Whether it be tackling, blocking, or even kicking, each and every coach is making sure that they are creating a game plan that not only works, but is safe for the kids to do. “The coaches should be certified through the USA Football Heads Up program” (Painter 2). This means that the head coach is trained in proper tackling, blocking, and even equipment fitting. The coach should also be aware of what to do in sudden-cardiac-arrest scenarios. But even in game, there are rules against doing things that could cause harm to the other team. For example, leading a hit with a players helmet could cause a concussion or many other injuries. This is a penalty that will result in one’s team to lose yards and possibly even an ejection from the game.

Another penalty that will cause a player’s team to lose yards is chop blocking.
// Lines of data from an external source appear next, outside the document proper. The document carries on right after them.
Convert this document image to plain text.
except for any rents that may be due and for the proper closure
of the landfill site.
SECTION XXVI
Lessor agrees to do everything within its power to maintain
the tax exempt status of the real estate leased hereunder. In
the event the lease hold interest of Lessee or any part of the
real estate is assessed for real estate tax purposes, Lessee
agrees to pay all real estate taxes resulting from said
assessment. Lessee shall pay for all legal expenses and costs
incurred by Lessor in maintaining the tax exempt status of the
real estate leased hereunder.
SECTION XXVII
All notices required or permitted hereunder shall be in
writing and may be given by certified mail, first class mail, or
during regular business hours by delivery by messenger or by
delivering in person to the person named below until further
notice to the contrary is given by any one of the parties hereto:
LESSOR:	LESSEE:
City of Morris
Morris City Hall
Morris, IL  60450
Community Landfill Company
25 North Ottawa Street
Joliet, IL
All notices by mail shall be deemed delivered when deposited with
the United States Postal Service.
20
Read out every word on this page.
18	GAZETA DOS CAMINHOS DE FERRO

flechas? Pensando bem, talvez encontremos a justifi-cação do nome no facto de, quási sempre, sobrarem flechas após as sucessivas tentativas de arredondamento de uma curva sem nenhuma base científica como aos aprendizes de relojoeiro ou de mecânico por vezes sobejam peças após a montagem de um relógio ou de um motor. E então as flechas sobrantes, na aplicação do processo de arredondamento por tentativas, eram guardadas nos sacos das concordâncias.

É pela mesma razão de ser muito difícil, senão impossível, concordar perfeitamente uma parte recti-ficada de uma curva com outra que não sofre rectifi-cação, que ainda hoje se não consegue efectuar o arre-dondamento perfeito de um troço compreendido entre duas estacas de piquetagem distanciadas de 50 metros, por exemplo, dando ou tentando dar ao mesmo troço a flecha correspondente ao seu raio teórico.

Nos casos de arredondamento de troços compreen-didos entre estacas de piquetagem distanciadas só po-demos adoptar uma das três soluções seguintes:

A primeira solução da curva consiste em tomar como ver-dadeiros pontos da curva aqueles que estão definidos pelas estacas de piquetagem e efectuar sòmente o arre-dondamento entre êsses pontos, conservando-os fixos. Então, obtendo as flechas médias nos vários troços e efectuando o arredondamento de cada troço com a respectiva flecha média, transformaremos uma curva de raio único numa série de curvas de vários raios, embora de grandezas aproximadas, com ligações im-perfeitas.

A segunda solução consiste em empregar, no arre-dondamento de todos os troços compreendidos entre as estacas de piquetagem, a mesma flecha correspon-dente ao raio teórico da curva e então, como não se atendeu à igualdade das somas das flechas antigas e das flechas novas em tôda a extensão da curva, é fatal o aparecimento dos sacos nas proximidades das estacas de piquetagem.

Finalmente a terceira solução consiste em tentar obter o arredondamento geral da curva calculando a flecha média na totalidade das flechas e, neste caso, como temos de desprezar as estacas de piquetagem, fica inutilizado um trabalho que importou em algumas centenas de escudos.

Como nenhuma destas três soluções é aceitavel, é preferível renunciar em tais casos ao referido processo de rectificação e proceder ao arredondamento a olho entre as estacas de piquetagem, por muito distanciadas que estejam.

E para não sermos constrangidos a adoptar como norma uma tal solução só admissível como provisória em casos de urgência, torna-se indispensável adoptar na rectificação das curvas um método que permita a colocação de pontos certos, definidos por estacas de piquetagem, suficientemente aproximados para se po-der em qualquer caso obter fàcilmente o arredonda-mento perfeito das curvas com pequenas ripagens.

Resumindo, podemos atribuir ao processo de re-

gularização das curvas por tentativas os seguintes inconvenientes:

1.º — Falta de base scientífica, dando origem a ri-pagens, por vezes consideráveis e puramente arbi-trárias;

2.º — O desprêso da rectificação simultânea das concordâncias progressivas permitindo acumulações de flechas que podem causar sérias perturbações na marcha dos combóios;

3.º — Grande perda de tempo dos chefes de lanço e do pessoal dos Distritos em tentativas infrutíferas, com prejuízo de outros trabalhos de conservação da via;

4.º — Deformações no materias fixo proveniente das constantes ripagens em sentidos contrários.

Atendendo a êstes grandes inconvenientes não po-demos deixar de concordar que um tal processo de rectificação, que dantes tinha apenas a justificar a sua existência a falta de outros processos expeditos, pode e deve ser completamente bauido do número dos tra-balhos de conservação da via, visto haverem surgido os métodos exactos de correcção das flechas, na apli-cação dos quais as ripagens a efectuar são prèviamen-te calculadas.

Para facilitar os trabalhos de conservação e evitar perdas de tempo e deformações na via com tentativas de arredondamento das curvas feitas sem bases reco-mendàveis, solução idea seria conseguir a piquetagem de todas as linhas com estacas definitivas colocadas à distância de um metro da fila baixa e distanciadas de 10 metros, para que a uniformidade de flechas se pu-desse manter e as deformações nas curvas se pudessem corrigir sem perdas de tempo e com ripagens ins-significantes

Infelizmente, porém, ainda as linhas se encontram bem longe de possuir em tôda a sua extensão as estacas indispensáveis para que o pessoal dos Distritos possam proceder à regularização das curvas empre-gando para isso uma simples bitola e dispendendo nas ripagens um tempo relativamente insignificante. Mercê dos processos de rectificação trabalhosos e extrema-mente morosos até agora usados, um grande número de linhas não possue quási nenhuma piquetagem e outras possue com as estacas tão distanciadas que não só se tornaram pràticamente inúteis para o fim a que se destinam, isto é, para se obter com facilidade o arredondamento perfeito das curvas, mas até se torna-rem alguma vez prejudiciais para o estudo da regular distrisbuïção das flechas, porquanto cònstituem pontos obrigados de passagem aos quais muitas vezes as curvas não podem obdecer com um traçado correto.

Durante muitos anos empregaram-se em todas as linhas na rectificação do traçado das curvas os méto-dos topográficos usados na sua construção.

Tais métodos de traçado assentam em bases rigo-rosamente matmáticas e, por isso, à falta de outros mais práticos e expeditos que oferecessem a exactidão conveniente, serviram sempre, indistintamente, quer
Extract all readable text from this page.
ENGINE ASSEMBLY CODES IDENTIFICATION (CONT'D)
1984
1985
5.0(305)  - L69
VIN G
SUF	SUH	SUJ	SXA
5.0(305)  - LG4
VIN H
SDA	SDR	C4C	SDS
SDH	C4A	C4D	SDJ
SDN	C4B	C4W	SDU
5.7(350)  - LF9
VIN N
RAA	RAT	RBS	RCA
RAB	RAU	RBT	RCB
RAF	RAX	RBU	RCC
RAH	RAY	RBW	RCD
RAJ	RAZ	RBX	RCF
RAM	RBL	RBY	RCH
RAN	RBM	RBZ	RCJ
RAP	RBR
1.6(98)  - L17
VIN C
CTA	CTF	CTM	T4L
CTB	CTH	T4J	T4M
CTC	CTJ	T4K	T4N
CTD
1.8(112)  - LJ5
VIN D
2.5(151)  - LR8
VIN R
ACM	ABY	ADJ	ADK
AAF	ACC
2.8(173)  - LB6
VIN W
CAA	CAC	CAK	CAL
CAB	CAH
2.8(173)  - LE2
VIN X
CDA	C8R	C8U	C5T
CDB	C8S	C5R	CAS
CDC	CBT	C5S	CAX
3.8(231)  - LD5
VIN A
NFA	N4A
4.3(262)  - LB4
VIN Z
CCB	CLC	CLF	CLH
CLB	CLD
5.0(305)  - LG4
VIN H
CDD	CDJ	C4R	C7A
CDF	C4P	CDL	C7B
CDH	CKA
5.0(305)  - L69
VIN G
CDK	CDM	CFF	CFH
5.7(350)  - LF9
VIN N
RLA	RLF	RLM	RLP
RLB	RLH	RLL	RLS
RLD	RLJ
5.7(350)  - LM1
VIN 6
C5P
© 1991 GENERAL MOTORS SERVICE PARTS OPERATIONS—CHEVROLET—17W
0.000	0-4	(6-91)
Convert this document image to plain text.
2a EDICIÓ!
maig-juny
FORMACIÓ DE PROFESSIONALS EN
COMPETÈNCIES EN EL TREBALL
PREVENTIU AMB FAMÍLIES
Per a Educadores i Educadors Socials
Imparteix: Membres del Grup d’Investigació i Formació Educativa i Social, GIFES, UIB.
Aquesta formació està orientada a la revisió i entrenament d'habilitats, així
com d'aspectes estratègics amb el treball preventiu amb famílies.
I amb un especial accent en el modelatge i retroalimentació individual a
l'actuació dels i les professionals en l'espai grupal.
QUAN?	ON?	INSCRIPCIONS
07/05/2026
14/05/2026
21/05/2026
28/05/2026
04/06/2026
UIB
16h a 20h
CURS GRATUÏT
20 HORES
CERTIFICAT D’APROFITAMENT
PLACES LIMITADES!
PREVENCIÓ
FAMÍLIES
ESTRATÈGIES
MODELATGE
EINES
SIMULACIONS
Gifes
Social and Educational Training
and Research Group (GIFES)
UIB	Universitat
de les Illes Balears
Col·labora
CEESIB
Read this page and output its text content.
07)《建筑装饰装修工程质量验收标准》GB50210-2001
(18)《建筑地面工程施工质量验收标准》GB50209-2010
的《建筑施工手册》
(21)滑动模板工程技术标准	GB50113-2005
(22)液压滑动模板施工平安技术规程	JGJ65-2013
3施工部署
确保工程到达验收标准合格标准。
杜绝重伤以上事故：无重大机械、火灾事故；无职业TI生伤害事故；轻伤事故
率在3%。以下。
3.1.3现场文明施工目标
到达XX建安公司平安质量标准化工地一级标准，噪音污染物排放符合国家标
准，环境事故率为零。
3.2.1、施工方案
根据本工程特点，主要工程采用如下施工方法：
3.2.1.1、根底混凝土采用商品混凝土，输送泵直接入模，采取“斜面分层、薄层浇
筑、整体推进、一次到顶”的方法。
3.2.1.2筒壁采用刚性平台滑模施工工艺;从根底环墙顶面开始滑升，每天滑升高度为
This is when a person is engaged with another while blocking. When someone hits the person that is being blocked below the waist, this is called a chop block and is dangerous. This penalty will result in a 15 yard loss for the delivering team. Coaches must also know how to recognize concussions and how to respond to one. Concussions are very dangerous and are perhaps the main goal of coaches and referees to prevent them. Heat and hydration issues are also very apparent in football.

That is why, as you may have guessed, coaches must know how to address this as well. This proves that coaches have to be very well prepared for anything that could be thrown their way. Whether it be, injury, heat, equipment issues, and so on, a football coach is required to know how to handle all of these situations and is required to teach the kids correctly. This is why having a disbelief in the coaches ability to keep one’s kids safe is a totally irrelevant argument. Injuries happen, but can also be prevented, which is what some parents and children can’t understand.

In conclusion, the belief that football’s risks outweigh its benefits through injury. However, the lessons that football teaches kids and even adults, the physical health benefits, and it’s social benefits show that football is good for all people to play. If a parents child wants to play football, boy or girl, they should let them. It is understandable to be cautious but, overall, it is good for the in almost every way possible. The sport will be better with more competition, consequently advancing the safety protocols. This will eventually make the claim that football is too dangerous an argument of the past.